Emphasize the Importance of Domain Names
Ensure the security team understands the importance of domain names. Simply put, a domain is an external gateway into your organization. Many companies now involve cybersecurity teams in domain name discussions. The importance of domain security needs to be understood up to the board level, however, so the budgets are protected if not increased. If a domain name is lapsed or reregistered, this can cause huge financial impacts to organizations.
Get Proactive With Monitoring and Defense
You can’t register every variation of your brand. Still, by gaining constant visibility of domain activity for brand abuse, online counterfeiting, infringements, etc., you will know whether a third party has registered your brand/company name or if malicious actors are compromising your own domains for phishing or other fraudulent purposes.
Conduct a Detailed Domain Forensic Analysis
If you believe you have some redundant domain names, then conduct a detailed domain forensic analysis. You should obtain and assess your domains’ email records, traffic data and their overall importance to your operations. This will enable you to develop an understanding of each domain’s significance/criticality to your business and their risk potential.
Extend Zero Trust (ZT)
Organizations across-the-board are adopting “never trust/always verify” zero trust user authorization policies. But they should extend these policies beyond networks, systems, applications and devices to their company domain ecosystem.

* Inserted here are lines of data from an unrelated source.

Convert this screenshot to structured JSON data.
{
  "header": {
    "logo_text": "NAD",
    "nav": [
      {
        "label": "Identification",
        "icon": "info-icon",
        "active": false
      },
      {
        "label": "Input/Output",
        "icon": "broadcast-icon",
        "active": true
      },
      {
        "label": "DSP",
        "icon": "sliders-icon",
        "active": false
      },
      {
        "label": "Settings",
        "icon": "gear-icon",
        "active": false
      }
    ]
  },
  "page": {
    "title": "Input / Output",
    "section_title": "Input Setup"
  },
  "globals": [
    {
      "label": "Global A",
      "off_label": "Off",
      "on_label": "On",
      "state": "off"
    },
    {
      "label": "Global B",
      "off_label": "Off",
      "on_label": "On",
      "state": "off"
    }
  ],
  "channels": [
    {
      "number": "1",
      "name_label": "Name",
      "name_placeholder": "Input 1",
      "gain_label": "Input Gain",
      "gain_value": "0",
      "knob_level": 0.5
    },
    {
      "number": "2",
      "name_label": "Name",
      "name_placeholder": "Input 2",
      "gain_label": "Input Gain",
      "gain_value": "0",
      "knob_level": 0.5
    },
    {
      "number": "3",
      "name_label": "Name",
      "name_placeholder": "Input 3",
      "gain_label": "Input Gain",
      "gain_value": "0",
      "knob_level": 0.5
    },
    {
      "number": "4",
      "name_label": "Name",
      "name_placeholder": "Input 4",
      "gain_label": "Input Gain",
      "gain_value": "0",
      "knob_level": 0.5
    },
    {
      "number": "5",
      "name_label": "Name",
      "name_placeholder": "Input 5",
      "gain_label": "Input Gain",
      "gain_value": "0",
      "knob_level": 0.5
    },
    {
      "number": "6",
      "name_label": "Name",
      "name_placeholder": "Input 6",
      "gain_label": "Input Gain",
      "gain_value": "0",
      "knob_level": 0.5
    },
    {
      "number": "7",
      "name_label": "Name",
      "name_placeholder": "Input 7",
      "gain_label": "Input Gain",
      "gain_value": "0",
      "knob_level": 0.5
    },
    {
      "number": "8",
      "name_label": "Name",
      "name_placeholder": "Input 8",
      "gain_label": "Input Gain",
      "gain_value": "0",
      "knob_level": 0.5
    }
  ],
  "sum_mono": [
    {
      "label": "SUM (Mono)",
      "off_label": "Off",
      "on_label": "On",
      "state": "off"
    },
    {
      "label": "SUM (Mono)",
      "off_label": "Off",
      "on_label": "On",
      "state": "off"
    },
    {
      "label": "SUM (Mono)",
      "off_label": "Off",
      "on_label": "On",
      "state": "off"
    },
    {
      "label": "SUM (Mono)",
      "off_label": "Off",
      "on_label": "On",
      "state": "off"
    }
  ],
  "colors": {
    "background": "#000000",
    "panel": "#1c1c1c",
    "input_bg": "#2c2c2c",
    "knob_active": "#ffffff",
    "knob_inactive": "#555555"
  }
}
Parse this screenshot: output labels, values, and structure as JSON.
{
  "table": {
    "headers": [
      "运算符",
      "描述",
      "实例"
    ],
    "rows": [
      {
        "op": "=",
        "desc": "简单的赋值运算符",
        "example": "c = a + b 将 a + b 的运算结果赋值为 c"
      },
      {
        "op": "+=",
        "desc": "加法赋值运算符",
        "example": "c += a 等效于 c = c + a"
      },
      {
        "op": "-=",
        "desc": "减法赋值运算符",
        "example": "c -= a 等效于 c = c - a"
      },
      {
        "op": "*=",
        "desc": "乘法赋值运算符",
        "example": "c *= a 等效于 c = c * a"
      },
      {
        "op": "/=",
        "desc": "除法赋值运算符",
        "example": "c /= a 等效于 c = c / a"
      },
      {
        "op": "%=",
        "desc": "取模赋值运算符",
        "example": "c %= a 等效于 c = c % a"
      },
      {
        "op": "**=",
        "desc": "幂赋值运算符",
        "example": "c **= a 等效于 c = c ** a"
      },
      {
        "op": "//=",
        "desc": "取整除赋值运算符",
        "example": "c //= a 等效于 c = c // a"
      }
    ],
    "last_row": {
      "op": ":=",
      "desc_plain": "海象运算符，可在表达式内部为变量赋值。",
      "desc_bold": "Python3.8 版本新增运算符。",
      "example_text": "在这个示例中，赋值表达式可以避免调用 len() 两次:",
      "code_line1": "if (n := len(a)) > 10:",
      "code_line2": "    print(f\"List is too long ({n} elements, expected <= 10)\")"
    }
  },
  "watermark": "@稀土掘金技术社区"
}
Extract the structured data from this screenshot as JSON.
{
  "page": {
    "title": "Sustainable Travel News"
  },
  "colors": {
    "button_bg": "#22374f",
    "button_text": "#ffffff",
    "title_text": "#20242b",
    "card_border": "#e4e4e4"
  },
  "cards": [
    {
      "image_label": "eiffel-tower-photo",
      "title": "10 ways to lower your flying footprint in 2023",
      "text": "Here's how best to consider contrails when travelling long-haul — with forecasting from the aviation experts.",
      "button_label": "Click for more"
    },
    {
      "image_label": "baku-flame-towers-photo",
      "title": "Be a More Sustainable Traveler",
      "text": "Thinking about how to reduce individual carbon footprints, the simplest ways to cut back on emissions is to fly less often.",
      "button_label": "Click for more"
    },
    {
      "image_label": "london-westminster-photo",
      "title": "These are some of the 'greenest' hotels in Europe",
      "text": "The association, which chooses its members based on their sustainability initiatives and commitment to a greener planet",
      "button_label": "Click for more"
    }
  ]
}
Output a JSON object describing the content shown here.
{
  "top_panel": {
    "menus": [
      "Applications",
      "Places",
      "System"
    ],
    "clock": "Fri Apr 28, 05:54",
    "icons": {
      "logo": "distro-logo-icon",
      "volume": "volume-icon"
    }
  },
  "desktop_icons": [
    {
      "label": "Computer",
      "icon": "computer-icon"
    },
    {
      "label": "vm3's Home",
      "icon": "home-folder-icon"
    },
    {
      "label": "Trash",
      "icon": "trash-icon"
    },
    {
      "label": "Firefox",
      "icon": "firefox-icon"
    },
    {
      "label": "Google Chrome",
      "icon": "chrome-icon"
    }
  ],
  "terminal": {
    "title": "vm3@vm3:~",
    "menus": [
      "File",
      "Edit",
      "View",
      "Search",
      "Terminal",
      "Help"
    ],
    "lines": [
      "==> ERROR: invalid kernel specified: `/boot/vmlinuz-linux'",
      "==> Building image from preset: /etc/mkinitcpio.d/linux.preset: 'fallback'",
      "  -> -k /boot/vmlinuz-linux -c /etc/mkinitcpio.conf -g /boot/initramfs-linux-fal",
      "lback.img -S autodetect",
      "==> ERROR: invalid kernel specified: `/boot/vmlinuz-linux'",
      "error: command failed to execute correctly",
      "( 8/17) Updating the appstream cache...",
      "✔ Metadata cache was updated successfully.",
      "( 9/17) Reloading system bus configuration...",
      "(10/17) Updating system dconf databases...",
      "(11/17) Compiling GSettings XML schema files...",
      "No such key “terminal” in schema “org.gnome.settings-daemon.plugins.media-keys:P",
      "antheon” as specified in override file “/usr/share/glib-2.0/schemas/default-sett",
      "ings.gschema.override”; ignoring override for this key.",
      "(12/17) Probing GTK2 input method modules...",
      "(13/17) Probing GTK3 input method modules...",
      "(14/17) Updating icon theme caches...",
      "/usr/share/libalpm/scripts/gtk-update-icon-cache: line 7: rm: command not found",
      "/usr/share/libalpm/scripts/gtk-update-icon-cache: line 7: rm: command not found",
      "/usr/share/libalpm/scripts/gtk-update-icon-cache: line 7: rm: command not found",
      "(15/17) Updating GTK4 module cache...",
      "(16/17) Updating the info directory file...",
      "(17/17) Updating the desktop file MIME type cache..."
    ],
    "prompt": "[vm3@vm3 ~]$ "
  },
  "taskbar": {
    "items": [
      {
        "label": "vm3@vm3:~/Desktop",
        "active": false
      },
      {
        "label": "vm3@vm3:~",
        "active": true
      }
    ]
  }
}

Domains Are Your First Line of Defense
Whether active or not, your domains are connected to every part of your digital corporate persona — your email, your website, your virtual private network (VPN), and more. In abandoning them, you lose control of an asset that cyber criminals are all too eager to exploit.
That’s why it is essential to not only keep your domains but to protect them rigorously. With this, you’ll find yourself avoiding possibly millions of dollars in losses for the indefinite future, as opposed to saving a few pennies today.